Options for international exchange are being explored for students, as well as a new program called the UMD Collaborative Online International Learning (COIL). The COIL program aims to connect students and faculty at UMD with their counterparts in a corresponding class at the South Korean Universities. As of right now, a linguistics class is being considered for implementation into the program.

  UMD College of Liberal Arts  Dean  Susan Naramore Maher  lectured at  Kyung Hee University  on Thursday about her study of the writer Wallace Stegner in a talk titled "Literary Field Work on the North American Plains: Wallace Stegner and the Invention of the Deep Map Genre." Maher talked of her time at the  Eastend Arts Council / Wallace Stegner House  and showed photos of the landscape that inspired Stegner's work. Photo courtesy of John Hatcher.

UMD College of Liberal Arts Dean Susan Naramore Maher lectured at Kyung Hee University on Thursday about her study of the writer Wallace Stegner in a talk titled "Literary Field Work on the North American Plains: Wallace Stegner and the Invention of the Deep Map Genre." Maher talked of her time at the Eastend Arts Council / Wallace Stegner House and showed photos of the landscape that inspired Stegner's work. Photo courtesy of John Hatcher.

Dean Maher emphasized the program’s focus on intercultural communication. The universities aim to start the program by linking the colleges of humanities, and then possibly move on to the college of education.

“The dean of Kyung Hee has been here, and really had the first thought that this would be a fantastic partnership between the universities,” Maher said. “We would start with COIL, and then have the conversation about other opportunities.”

 Celebrating UMD College of Liberal Arts Dean Susan Maher's lecture on the life of Wallace Stegner. Photo courtesy of John Hatcher.

Celebrating UMD College of Liberal Arts Dean Susan Maher's lecture on the life of
Wallace Stegner. Photo courtesy of John Hatcher.

Also on the trip was UMD Professor John Hatcher, head of the journalism department. He is considering trying out the COIL program with one of his courses.

Hatcher explained the core idea of the program:

“A course here in Duluth might partner with a course at Kyung Hee, and for a time the courses might intersect so that students might be studying alongside other students in Korea via technology,” Hatcher said.

Staff member Jason Davis assisted with infrastructure assessment on the trip, and evaluated any compatability issues that might occur with the technology used for the program.

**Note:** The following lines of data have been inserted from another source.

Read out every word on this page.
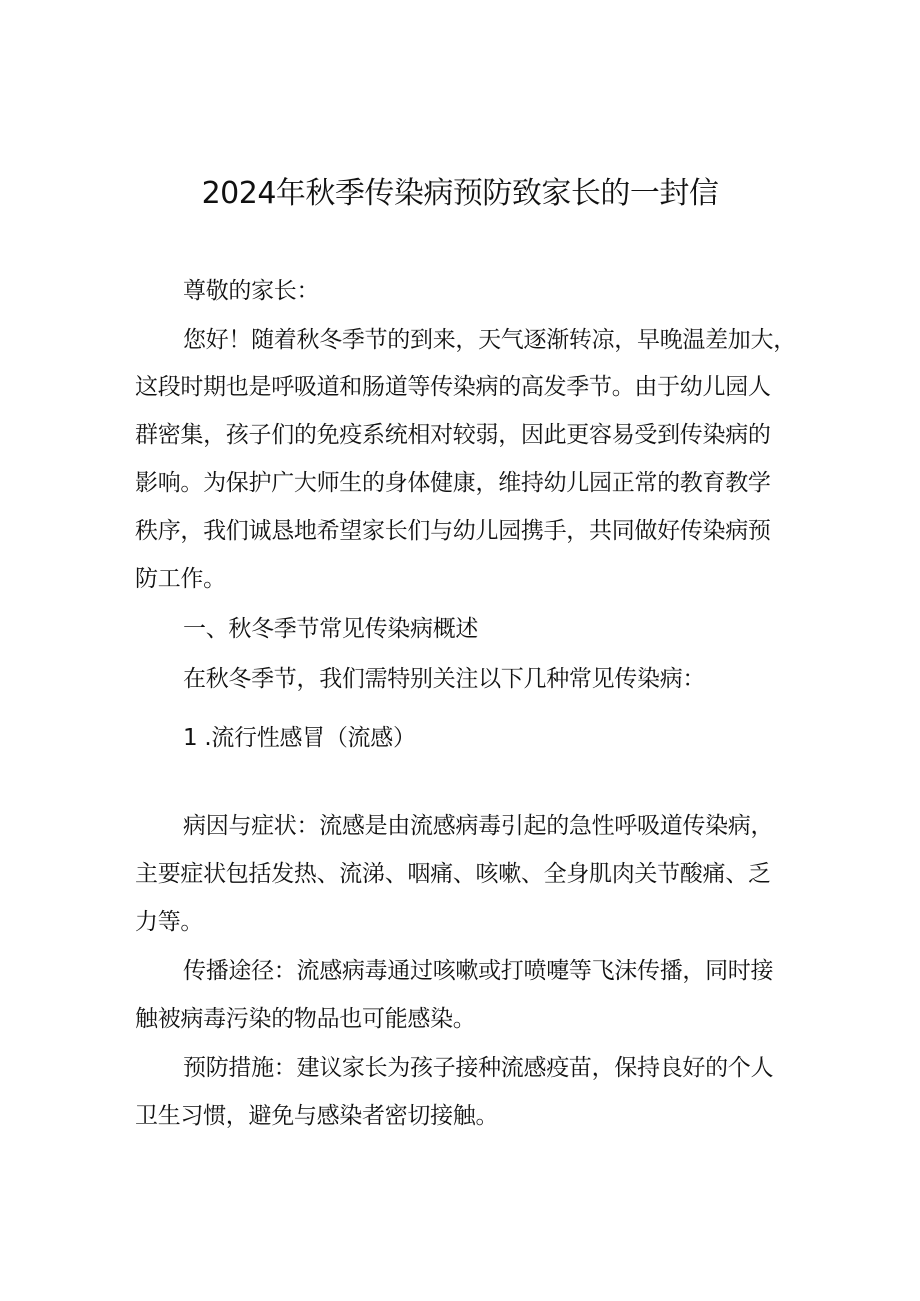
2024年秋季传染病预防致家长的一封信
尊敬的家长：
您好！随着秋冬季节的到来，天气逐渐转凉，早晚温差加大，
这段时期也是呼吸道和肠道等传染病的高发季节。由于幼儿园人
群密集，孩子们的免疫系统相对较弱，因此更容易受到传染病的
影响。为保护广大师生的身体健康，维持幼儿园正常的教育教学
秩序，我们诚恳地希望家长们与幼儿园携手，共同做好传染病预
防工作。
一、秋冬季节常见传染病概述
在秋冬季节，我们需特别关注以下几种常见传染病：
1 .流行性感冒（流感）
病因与症状：流感是由流感病毒引起的急性呼吸道传染病，
主要症状包括发热、流涕、咽痛、咳嗽、全身肌肉关节酸痛、乏
力等。
传播途径：流感病毒通过咳嗽或打喷嚏等飞沫传播，同时接
触被病毒污染的物品也可能感染。
预防措施：建议家长为孩子接种流感疫苗，保持良好的个人
卫生习惯，避免与感染者密切接触。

Davis found the technological groundwork to be impeccable, and emphasized that COIL courses could be available to students as early as the fall semester of 2018.

 Director of Information Technology Jason Davis explains how the tools of technology can serve as a bridge connecting learning across cultures and countries in a presentation to the Dean of Academic Affairs at Kyung Hee University. Photo courtesy of John Hatcher.

Director of Information Technology Jason Davis explains how the tools of technology can serve as a bridge connecting learning across cultures and countries in a presentation to the Dean of Academic Affairs at Kyung Hee University. Photo courtesy of John Hatcher.

Davis encourages students to study abroad, and recommends the universities in South Korea.

“Study abroad is something that is increasingly expected for students, and I feel like I missed out on that when I was a student,” Davis said.

All of the faculty members who went on the trip emphasized the welcoming environment of Seoul, and feel as though it is a perfect place for students to study abroad. These programs are opportunities for increased partnerships between UMD and the South Korean universities, and could lead to more connections with other international universities and programs in the future.